2 factor auth can help a lot. (you get a text message when you log into a 'new' machine that has a key you type in in addition to the password) supports this but not many people even use that! I think it's pretty simple since you only do the 2-factor when it's been a while or if the machine is new. I love it.

I recommend to my non-techy friends that now that phones can do so much , NEVER EVER use
a computer that you don't own. No internet cafes. . If you must do so, only access very low priority accounts that have nothing in them you care about. (e.g. we have a trash and make sure that account does not share a password with any other account.

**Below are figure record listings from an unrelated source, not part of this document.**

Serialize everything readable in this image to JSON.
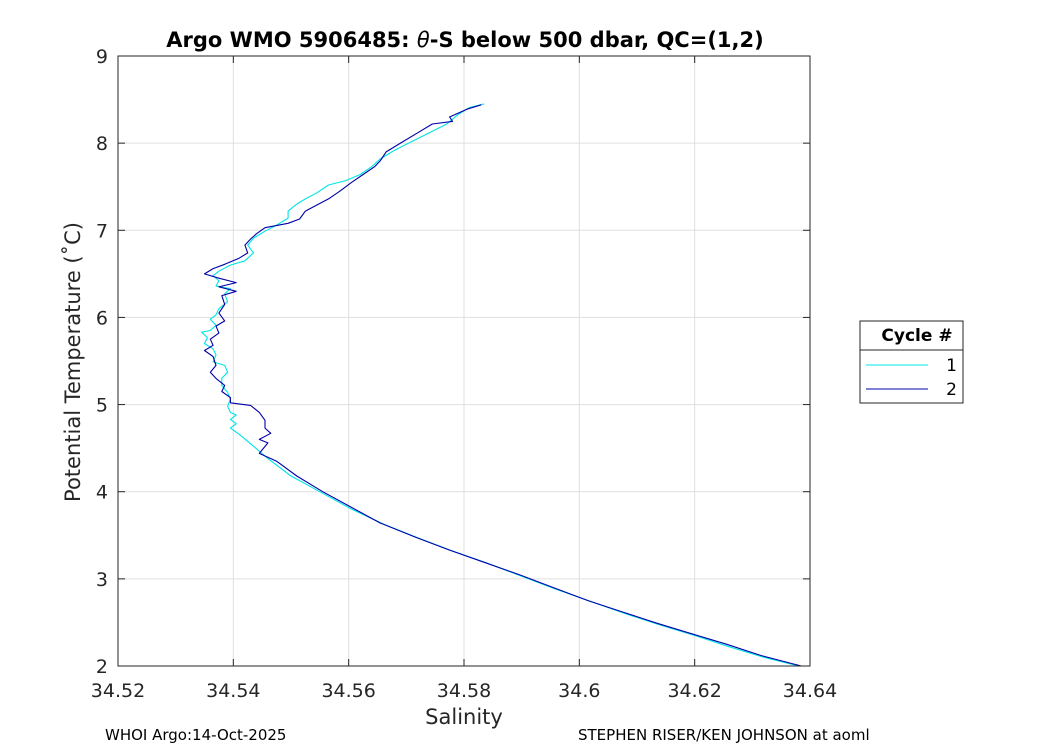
{
  "chart_data": {
    "type": "line",
    "title_prefix": "Argo WMO 5906485: ",
    "title_symbol": "θ",
    "title_suffix": "-S below 500 dbar,  QC=(1,2)",
    "xlabel": "Salinity",
    "ylabel": "Potential Temperature (˚C)",
    "xlim": [
      34.52,
      34.64
    ],
    "ylim": [
      2,
      9
    ],
    "xticks": [
      34.52,
      34.54,
      34.56,
      34.58,
      34.6,
      34.62,
      34.64
    ],
    "xtick_labels": [
      "34.52",
      "34.54",
      "34.56",
      "34.58",
      "34.6",
      "34.62",
      "34.64"
    ],
    "yticks": [
      2,
      3,
      4,
      5,
      6,
      7,
      8,
      9
    ],
    "ytick_labels": [
      "2",
      "3",
      "4",
      "5",
      "6",
      "7",
      "8",
      "9"
    ],
    "grid": true,
    "legend_title": "Cycle #",
    "legend_position": "east-outside",
    "series": [
      {
        "name": "1",
        "color": "#00e5e5",
        "points": [
          [
            34.5835,
            8.45
          ],
          [
            34.581,
            8.41
          ],
          [
            34.579,
            8.33
          ],
          [
            34.577,
            8.22
          ],
          [
            34.574,
            8.12
          ],
          [
            34.571,
            8.02
          ],
          [
            34.568,
            7.92
          ],
          [
            34.5655,
            7.82
          ],
          [
            34.564,
            7.73
          ],
          [
            34.562,
            7.64
          ],
          [
            34.5595,
            7.57
          ],
          [
            34.5565,
            7.52
          ],
          [
            34.5545,
            7.43
          ],
          [
            34.5525,
            7.36
          ],
          [
            34.551,
            7.3
          ],
          [
            34.5495,
            7.22
          ],
          [
            34.5495,
            7.14
          ],
          [
            34.5475,
            7.06
          ],
          [
            34.5455,
            6.99
          ],
          [
            34.5435,
            6.91
          ],
          [
            34.5425,
            6.83
          ],
          [
            34.5435,
            6.74
          ],
          [
            34.542,
            6.65
          ],
          [
            34.5395,
            6.6
          ],
          [
            34.5375,
            6.53
          ],
          [
            34.5365,
            6.48
          ],
          [
            34.5375,
            6.42
          ],
          [
            34.537,
            6.36
          ],
          [
            34.5395,
            6.33
          ],
          [
            34.5385,
            6.27
          ],
          [
            34.539,
            6.18
          ],
          [
            34.5375,
            6.1
          ],
          [
            34.537,
            6.03
          ],
          [
            34.536,
            5.98
          ],
          [
            34.537,
            5.91
          ],
          [
            34.536,
            5.85
          ],
          [
            34.5345,
            5.83
          ],
          [
            34.5355,
            5.77
          ],
          [
            34.535,
            5.7
          ],
          [
            34.5365,
            5.64
          ],
          [
            34.537,
            5.57
          ],
          [
            34.5365,
            5.49
          ],
          [
            34.5385,
            5.45
          ],
          [
            34.539,
            5.37
          ],
          [
            34.538,
            5.3
          ],
          [
            34.538,
            5.22
          ],
          [
            34.539,
            5.14
          ],
          [
            34.5395,
            5.06
          ],
          [
            34.539,
            4.98
          ],
          [
            34.5395,
            4.91
          ],
          [
            34.5405,
            4.88
          ],
          [
            34.5395,
            4.83
          ],
          [
            34.5405,
            4.78
          ],
          [
            34.5395,
            4.73
          ],
          [
            34.541,
            4.66
          ],
          [
            34.543,
            4.55
          ],
          [
            34.546,
            4.38
          ],
          [
            34.55,
            4.18
          ],
          [
            34.555,
            4.0
          ],
          [
            34.5605,
            3.8
          ],
          [
            34.566,
            3.63
          ],
          [
            34.572,
            3.47
          ],
          [
            34.578,
            3.32
          ],
          [
            34.584,
            3.18
          ],
          [
            34.59,
            3.03
          ],
          [
            34.596,
            2.88
          ],
          [
            34.602,
            2.74
          ],
          [
            34.608,
            2.6
          ],
          [
            34.614,
            2.47
          ],
          [
            34.62,
            2.35
          ],
          [
            34.626,
            2.22
          ],
          [
            34.632,
            2.1
          ],
          [
            34.638,
            2.0
          ]
        ]
      },
      {
        "name": "2",
        "color": "#0000a8",
        "points": [
          [
            34.583,
            8.44
          ],
          [
            34.5805,
            8.39
          ],
          [
            34.5775,
            8.3
          ],
          [
            34.578,
            8.25
          ],
          [
            34.5745,
            8.22
          ],
          [
            34.572,
            8.12
          ],
          [
            34.5695,
            8.02
          ],
          [
            34.5665,
            7.9
          ],
          [
            34.5655,
            7.8
          ],
          [
            34.5645,
            7.73
          ],
          [
            34.5625,
            7.64
          ],
          [
            34.5605,
            7.55
          ],
          [
            34.5585,
            7.45
          ],
          [
            34.5565,
            7.36
          ],
          [
            34.5545,
            7.29
          ],
          [
            34.5525,
            7.22
          ],
          [
            34.5515,
            7.13
          ],
          [
            34.5495,
            7.08
          ],
          [
            34.5455,
            7.03
          ],
          [
            34.544,
            6.96
          ],
          [
            34.543,
            6.9
          ],
          [
            34.542,
            6.83
          ],
          [
            34.5425,
            6.74
          ],
          [
            34.541,
            6.68
          ],
          [
            34.5385,
            6.61
          ],
          [
            34.5365,
            6.56
          ],
          [
            34.535,
            6.5
          ],
          [
            34.5375,
            6.45
          ],
          [
            34.5405,
            6.4
          ],
          [
            34.5375,
            6.35
          ],
          [
            34.5405,
            6.3
          ],
          [
            34.538,
            6.25
          ],
          [
            34.5385,
            6.15
          ],
          [
            34.5375,
            6.05
          ],
          [
            34.5385,
            5.96
          ],
          [
            34.537,
            5.9
          ],
          [
            34.5375,
            5.82
          ],
          [
            34.536,
            5.75
          ],
          [
            34.5365,
            5.68
          ],
          [
            34.535,
            5.62
          ],
          [
            34.5365,
            5.55
          ],
          [
            34.537,
            5.45
          ],
          [
            34.536,
            5.37
          ],
          [
            34.537,
            5.3
          ],
          [
            34.5385,
            5.22
          ],
          [
            34.538,
            5.15
          ],
          [
            34.5395,
            5.08
          ],
          [
            34.5395,
            5.02
          ],
          [
            34.543,
            4.99
          ],
          [
            34.5445,
            4.91
          ],
          [
            34.5455,
            4.82
          ],
          [
            34.5455,
            4.73
          ],
          [
            34.5465,
            4.67
          ],
          [
            34.5445,
            4.6
          ],
          [
            34.546,
            4.56
          ],
          [
            34.5445,
            4.44
          ],
          [
            34.5475,
            4.35
          ],
          [
            34.551,
            4.18
          ],
          [
            34.5555,
            4.0
          ],
          [
            34.5605,
            3.82
          ],
          [
            34.5655,
            3.64
          ],
          [
            34.5715,
            3.48
          ],
          [
            34.5775,
            3.33
          ],
          [
            34.5835,
            3.19
          ],
          [
            34.5895,
            3.05
          ],
          [
            34.5955,
            2.9
          ],
          [
            34.6015,
            2.75
          ],
          [
            34.6075,
            2.62
          ],
          [
            34.6135,
            2.49
          ],
          [
            34.6195,
            2.37
          ],
          [
            34.6255,
            2.25
          ],
          [
            34.6315,
            2.12
          ],
          [
            34.6385,
            2.0
          ]
        ]
      }
    ]
  },
  "footer": {
    "left": "WHOI Argo:14-Oct-2025",
    "right": "STEPHEN RISER/KEN JOHNSON at aoml"
  }
}
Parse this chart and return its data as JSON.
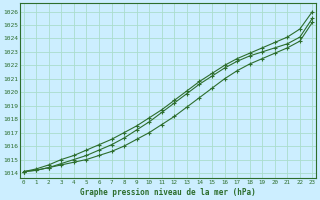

Ok, well enough of this...

fobguard | 19 May, 2015

You can solve this problem by putting your fob into a keyless entry faraday cage from Fob Guard. It's made of materials tested to Military Specification by independent laboratories and is light, small, flexible, and durable. Stick your keys in it at night and sleep easy!

ir | 20 May, 2015

If you're going to have to unwrap your fob to use it. Just disable auto-present and remote access, install 3rd party tracking.

Then you need to click the fob to make a stealable signal to unlock the doors and there is less Internet attack surface.

Or just have good insurance and enjoy the car.

Brian H | 20 May, 2015

Few or no Tesla thefts because chop shops have no market (yet).